Par ailleurs, la DGAC estime que la construction du nouvel aéroport ne sera achevée qu'en 2036. Ils envisagent notamment que les procédures d'expropriation foncière durent deux ans, et que les travaux de terrassement prennent six ans.
Au vu de la durée envisagée des travaux, il est très difficile d'évaluer la pertinence du chiffrage des investissements nécessaires à 1,2 milliard d'euros. Il est possible voire probable que la somme nécessaire soit plus élevée. Toutefois, à titre de comparaison, la construction de l'aéroport de Notre-Dame-des-Landes, de taille comparable, devait avoir un coût estimé à 600 millions d'euros.

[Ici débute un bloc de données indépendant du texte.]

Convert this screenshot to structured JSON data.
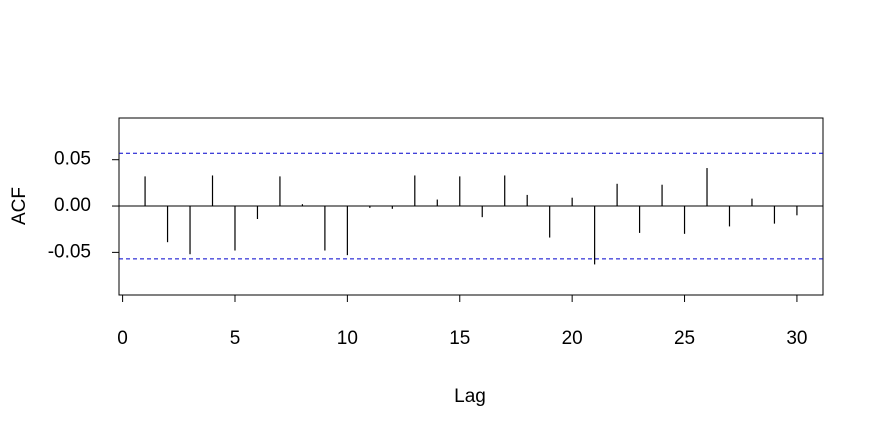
{
  "chart_data": {
    "type": "stem",
    "x_label": "Lag",
    "y_label": "ACF",
    "x": [
      1,
      2,
      3,
      4,
      5,
      6,
      7,
      8,
      9,
      10,
      11,
      12,
      13,
      14,
      15,
      16,
      17,
      18,
      19,
      20,
      21,
      22,
      23,
      24,
      25,
      26,
      27,
      28,
      29,
      30
    ],
    "values": [
      0.032,
      -0.039,
      -0.052,
      0.033,
      -0.048,
      -0.014,
      0.032,
      0.002,
      -0.048,
      -0.053,
      -0.002,
      -0.003,
      0.033,
      0.007,
      0.032,
      -0.012,
      0.033,
      0.012,
      -0.034,
      0.009,
      -0.063,
      0.024,
      -0.029,
      0.023,
      -0.03,
      0.041,
      -0.022,
      0.008,
      -0.019,
      -0.01
    ],
    "color": "#000000",
    "conf_limits": [
      0.057,
      -0.057
    ],
    "conf_color": "#0000cc",
    "xlim": [
      -0.16,
      31.16
    ],
    "ylim": [
      -0.096,
      0.095
    ],
    "xticks": [
      0,
      5,
      10,
      15,
      20,
      25,
      30
    ],
    "yticks": [
      {
        "value": -0.05,
        "label": "-0.05"
      },
      {
        "value": 0,
        "label": "0.00"
      },
      {
        "value": 0.05,
        "label": "0.05"
      }
    ]
  }
}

B. DES INVESTISSEMENTS INDISPENSABLES DANS LE SYSTÈME DE GESTION DE L'EAU ET DE L'ASSAINISSEMENT
Le Gouvernement prévoit de consacrer près de 730 millions d'euros au système de gestion de l'eau et de l'assainissement. Cet objectif est particulièrement justifié, dans la mesure où près de 30 % de la population mahoraise n'a pas d'accès à l'eau potable, comme l'avait montré le rapport6(*) d'information des rapporteurs spéciaux sur la gestion de l'eau et de l'assainissement en outre-mer.
Pour la période 2016 à 2023, les besoins en investissement étaient évalués à 743 millions d'euros à Mayotte, dont 554 millions d'euros pour la gestion de l'eau potable, en raison de la nécessité de créer des réseaux de distribution. Au vu l'ampleur des besoins en investissements actuels, le présent chiffrage d'un besoin en investissement de 730 millions d'euros est justifié.

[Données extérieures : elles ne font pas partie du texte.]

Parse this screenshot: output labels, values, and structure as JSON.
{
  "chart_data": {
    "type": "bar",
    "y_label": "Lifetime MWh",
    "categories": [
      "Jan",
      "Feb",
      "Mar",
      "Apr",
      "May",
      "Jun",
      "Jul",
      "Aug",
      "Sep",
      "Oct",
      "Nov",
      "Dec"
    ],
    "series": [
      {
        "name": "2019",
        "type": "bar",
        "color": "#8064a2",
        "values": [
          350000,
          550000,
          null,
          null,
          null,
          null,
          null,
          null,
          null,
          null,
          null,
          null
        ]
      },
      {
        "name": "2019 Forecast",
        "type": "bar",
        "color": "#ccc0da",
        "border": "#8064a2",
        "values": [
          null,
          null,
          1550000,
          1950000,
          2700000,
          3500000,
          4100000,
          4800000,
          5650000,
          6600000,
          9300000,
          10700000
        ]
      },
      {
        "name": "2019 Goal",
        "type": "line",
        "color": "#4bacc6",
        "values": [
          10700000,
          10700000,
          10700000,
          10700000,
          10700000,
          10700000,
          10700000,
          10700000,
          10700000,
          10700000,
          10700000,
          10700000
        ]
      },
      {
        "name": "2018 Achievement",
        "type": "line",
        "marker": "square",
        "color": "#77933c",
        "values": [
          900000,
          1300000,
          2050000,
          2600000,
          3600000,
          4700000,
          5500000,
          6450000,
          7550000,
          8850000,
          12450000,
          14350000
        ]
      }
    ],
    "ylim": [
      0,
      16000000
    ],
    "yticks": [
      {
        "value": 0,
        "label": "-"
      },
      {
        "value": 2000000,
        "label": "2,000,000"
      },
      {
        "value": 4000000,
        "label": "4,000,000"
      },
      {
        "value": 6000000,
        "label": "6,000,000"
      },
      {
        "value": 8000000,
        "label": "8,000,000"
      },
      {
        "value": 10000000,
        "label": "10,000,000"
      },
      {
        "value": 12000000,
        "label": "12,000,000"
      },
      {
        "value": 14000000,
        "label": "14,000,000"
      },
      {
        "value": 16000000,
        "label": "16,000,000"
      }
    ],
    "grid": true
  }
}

Besoins en investissement dans les systèmes
de gestion de l'eau
et de l'assainissement entre 2016 et 2023
(en millions d'euros)
Source : commission des finances d'après la Cour des comptes
Suite à la crise de l'eau, de nouveaux travaux de sécurisation de l'approvisionnement en eau potable ont d'ailleurs été engagés dans le cadre du « Plan eau-Mayotte 2024-2026 », qui vise par exemple à diversifier les ressources en eau en finançant une deuxième usine de dessalement et une troisième retenue collinaire. Le plan d'investissement ici proposé participera du financement de ce plan par l'État.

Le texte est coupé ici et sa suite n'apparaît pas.